Adobe’s Flash player and Acrobat software were the top targets for hackers attempting to install malware on Europe’s PCs during 2008, according to security researchers at Symantec.
A vulnerability in Adobe’s Flash player that was published – and patched – just 12 months ago is already the most popular target for Web-based attacks on European PCs, according to Symantec’s annual EMEA Internet Security Threat Report.
The second most frequent Web-based attack during 2008 was also aimed at an Adobe application, with malicious PDF documents exploiting vulnerabilities in Acrobat and Acrobat plug-ins.
The most common type of malware installed by an attack was a Trojan, accounting for two-thirds of the total. Symantec said that increasingly these attacks are done in stages, with the initial infection lowering the victim’s capabilities and allowing more capable malware to be installed without detection.
Once it is on a computer, malicious code tries to propagate itself, and by far the most common route was shared executable files – in particular, files shared via removable media such as USB sticks and media players. The Symantec researchers said that 65 per cent of potential infections travelled this way during 2008, almost double the proportion that used this propagation method during 2007.

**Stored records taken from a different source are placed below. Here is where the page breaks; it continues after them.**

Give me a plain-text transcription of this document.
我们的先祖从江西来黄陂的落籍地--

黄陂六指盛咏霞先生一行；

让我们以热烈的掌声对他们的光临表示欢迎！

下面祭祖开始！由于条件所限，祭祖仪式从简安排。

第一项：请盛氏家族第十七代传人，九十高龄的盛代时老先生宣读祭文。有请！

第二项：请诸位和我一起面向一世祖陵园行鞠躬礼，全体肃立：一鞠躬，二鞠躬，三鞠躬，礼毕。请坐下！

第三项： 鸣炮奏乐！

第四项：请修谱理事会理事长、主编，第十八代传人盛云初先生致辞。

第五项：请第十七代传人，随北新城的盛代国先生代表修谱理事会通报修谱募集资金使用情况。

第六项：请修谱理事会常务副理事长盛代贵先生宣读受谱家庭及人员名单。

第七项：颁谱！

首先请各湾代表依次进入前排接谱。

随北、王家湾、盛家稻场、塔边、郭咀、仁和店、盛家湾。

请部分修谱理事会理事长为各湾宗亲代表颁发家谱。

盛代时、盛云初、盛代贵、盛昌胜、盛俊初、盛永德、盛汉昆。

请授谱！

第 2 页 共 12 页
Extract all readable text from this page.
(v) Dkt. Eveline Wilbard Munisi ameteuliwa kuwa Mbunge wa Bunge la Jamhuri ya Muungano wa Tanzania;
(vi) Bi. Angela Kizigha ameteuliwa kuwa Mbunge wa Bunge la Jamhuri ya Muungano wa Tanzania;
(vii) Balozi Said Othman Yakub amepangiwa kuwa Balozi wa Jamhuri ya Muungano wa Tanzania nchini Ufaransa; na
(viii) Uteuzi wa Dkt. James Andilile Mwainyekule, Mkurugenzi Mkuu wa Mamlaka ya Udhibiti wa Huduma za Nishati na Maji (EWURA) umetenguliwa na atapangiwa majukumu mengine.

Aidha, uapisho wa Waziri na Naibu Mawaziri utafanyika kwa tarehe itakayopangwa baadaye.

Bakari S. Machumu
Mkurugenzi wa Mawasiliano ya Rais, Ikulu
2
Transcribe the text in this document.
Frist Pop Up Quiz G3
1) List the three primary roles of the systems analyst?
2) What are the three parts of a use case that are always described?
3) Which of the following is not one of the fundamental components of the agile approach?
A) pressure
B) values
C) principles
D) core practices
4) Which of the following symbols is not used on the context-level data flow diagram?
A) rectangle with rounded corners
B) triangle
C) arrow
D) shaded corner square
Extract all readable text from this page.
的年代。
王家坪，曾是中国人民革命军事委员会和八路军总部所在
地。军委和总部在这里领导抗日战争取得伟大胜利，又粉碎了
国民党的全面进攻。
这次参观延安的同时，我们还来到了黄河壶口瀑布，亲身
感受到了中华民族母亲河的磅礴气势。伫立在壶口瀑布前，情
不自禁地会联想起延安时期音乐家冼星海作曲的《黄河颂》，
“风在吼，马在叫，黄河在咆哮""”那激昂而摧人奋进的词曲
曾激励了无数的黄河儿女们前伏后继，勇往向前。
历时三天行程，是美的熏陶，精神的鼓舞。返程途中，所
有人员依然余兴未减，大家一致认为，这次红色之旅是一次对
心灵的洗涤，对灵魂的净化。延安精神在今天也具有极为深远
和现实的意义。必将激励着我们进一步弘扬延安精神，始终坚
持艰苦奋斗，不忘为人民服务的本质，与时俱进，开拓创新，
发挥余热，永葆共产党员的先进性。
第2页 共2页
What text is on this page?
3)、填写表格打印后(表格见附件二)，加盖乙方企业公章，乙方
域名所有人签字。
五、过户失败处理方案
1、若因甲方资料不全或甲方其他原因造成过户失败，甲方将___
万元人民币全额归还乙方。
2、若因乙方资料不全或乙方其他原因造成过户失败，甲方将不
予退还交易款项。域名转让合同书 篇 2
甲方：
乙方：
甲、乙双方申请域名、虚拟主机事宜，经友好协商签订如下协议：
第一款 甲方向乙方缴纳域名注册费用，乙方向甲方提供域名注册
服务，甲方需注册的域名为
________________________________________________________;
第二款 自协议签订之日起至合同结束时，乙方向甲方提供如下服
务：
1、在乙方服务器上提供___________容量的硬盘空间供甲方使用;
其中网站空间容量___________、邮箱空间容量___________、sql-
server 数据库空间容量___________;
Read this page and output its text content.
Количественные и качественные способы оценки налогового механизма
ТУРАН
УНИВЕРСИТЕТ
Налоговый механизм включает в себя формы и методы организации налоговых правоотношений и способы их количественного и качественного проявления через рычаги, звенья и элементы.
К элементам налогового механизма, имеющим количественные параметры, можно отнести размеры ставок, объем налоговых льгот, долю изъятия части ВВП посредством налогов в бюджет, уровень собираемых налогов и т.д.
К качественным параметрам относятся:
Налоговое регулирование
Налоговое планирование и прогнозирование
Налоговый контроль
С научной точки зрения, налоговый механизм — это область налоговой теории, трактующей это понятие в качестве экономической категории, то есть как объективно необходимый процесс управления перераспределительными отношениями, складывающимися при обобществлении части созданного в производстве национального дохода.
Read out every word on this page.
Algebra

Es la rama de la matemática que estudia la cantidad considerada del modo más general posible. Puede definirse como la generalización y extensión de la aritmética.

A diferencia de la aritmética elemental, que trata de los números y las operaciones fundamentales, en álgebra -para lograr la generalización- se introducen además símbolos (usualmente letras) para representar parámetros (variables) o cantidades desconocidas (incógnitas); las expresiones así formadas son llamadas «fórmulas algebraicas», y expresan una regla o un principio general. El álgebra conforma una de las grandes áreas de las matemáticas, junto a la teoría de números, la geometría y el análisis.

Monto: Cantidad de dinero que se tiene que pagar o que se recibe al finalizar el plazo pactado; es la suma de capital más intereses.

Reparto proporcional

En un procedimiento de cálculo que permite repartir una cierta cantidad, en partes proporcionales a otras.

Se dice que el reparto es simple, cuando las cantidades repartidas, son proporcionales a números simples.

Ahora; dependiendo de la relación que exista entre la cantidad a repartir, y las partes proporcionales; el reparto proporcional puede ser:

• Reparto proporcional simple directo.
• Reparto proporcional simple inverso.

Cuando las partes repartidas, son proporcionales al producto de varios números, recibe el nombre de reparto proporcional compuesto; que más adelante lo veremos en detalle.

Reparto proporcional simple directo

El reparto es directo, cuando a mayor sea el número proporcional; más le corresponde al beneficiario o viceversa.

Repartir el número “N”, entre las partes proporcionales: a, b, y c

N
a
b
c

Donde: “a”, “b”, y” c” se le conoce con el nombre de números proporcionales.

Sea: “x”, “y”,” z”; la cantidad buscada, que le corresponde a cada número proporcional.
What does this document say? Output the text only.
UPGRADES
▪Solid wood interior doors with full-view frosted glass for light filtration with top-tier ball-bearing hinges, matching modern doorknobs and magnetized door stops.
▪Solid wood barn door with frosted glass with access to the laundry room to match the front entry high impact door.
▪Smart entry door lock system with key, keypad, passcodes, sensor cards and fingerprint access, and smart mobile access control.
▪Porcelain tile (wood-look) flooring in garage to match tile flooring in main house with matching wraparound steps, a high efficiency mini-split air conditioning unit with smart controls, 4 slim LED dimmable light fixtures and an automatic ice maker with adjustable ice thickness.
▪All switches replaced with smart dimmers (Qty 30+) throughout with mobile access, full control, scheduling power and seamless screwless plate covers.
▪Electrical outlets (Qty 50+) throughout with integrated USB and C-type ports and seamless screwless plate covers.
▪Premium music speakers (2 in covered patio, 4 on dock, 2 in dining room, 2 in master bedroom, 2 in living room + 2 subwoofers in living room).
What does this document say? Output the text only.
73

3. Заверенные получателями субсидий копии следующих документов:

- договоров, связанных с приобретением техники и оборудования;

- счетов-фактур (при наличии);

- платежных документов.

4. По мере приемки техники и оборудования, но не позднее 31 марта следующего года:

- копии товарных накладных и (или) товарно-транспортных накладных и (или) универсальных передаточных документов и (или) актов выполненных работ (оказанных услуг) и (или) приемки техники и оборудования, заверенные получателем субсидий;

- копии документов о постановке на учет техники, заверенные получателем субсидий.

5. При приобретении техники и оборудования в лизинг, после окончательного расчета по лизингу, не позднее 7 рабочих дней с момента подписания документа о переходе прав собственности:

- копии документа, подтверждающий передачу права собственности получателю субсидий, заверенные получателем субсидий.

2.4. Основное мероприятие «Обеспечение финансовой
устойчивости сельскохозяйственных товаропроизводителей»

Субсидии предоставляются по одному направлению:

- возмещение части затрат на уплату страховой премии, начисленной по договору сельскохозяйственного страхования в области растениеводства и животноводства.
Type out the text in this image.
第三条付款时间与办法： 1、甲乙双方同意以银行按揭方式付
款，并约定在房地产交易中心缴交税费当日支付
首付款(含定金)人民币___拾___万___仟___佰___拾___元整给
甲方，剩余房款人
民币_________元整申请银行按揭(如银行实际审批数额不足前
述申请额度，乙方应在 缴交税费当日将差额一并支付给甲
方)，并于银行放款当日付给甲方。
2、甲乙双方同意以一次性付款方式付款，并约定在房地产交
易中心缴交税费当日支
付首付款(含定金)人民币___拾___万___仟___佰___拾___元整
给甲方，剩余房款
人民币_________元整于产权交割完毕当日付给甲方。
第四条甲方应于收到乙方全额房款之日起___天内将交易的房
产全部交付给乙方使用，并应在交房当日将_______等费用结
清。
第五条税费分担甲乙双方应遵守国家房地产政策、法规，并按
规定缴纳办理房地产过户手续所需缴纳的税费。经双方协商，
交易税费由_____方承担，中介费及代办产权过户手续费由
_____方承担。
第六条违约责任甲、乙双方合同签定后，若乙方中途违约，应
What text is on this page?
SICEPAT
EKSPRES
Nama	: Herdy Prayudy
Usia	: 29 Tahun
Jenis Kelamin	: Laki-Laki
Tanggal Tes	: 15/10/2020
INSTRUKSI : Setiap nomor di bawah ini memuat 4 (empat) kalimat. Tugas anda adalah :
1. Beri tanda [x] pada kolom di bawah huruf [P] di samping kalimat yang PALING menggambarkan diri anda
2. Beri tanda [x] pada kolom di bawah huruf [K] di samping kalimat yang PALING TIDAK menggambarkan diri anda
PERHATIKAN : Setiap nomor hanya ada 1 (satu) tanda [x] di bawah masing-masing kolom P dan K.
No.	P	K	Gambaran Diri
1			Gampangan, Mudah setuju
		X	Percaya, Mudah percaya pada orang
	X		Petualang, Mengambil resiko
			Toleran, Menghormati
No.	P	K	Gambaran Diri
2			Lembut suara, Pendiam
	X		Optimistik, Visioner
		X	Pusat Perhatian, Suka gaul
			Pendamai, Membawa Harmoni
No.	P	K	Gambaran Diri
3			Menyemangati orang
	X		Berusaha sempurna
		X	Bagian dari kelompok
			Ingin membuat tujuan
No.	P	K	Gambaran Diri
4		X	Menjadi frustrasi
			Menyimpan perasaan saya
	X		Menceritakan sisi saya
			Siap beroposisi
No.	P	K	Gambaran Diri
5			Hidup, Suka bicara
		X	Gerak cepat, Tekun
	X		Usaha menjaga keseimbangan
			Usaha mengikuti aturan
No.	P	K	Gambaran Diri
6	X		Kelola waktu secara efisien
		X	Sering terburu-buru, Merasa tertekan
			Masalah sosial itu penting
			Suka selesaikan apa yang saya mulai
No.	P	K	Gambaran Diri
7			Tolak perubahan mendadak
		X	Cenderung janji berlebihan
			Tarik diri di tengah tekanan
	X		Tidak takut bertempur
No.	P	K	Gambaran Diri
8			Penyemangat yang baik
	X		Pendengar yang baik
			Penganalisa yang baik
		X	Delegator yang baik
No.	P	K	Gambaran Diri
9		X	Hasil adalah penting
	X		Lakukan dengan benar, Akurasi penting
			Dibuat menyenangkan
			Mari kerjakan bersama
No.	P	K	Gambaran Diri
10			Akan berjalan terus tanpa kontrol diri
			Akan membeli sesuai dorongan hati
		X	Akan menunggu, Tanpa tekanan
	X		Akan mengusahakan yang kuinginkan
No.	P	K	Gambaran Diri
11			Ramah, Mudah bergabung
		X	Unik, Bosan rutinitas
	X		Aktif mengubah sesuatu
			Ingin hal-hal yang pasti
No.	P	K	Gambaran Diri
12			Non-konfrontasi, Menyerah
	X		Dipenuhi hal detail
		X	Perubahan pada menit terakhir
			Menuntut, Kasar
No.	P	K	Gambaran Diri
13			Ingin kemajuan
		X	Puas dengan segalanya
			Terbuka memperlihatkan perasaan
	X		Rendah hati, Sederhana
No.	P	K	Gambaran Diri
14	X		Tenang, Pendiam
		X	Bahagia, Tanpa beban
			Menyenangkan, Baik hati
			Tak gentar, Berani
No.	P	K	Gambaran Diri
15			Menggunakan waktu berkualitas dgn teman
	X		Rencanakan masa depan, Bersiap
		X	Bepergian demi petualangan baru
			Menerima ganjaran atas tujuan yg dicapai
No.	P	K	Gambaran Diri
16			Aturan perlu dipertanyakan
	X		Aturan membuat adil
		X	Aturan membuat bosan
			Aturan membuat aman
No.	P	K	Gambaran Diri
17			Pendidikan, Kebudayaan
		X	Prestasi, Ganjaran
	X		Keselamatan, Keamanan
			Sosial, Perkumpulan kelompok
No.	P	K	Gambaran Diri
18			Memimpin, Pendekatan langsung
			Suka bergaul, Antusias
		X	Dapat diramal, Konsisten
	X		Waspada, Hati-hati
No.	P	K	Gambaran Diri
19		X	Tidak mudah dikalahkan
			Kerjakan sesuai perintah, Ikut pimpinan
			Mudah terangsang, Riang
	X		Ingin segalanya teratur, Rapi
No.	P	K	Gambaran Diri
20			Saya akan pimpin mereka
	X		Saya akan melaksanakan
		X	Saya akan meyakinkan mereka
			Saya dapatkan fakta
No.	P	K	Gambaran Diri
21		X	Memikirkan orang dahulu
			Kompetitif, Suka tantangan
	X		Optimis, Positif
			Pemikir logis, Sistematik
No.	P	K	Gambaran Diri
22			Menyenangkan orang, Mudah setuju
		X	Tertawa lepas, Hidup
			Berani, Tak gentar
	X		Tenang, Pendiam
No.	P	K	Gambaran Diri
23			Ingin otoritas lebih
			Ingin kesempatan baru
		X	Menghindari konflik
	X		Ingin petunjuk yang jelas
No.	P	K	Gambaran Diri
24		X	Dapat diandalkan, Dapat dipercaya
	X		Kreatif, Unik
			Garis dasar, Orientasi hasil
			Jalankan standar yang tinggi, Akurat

This reflects the growing usage of USB-connected storage media, said Symantec, and recommended that enterprises should disable Windows’ Autorun feature, virus-scan removable drives and use policies to block unauthorised USB devices from corporate PCs.
The researchers said that, as well as keeping systems up-to-date with software patches and antivirus definitions, enterprises “should monitor all network-connected computers for signs of malicious activity including bot activity and potential security breaches, ensuring that any infected computers are removed from the network and disinfected as soon as possible.”
They added, “Symantec recommends that organisations perform both ingress and egress filtering on all network traffic to ensure that malicious activity and unauthorised communications are not taking place.
“Organisations should also filter out potentially malicious email attachments to reduce exposure to enterprises and end users. In addition, egress filtering is one of the best ways to mitigate a DoS (denial of service) attack.”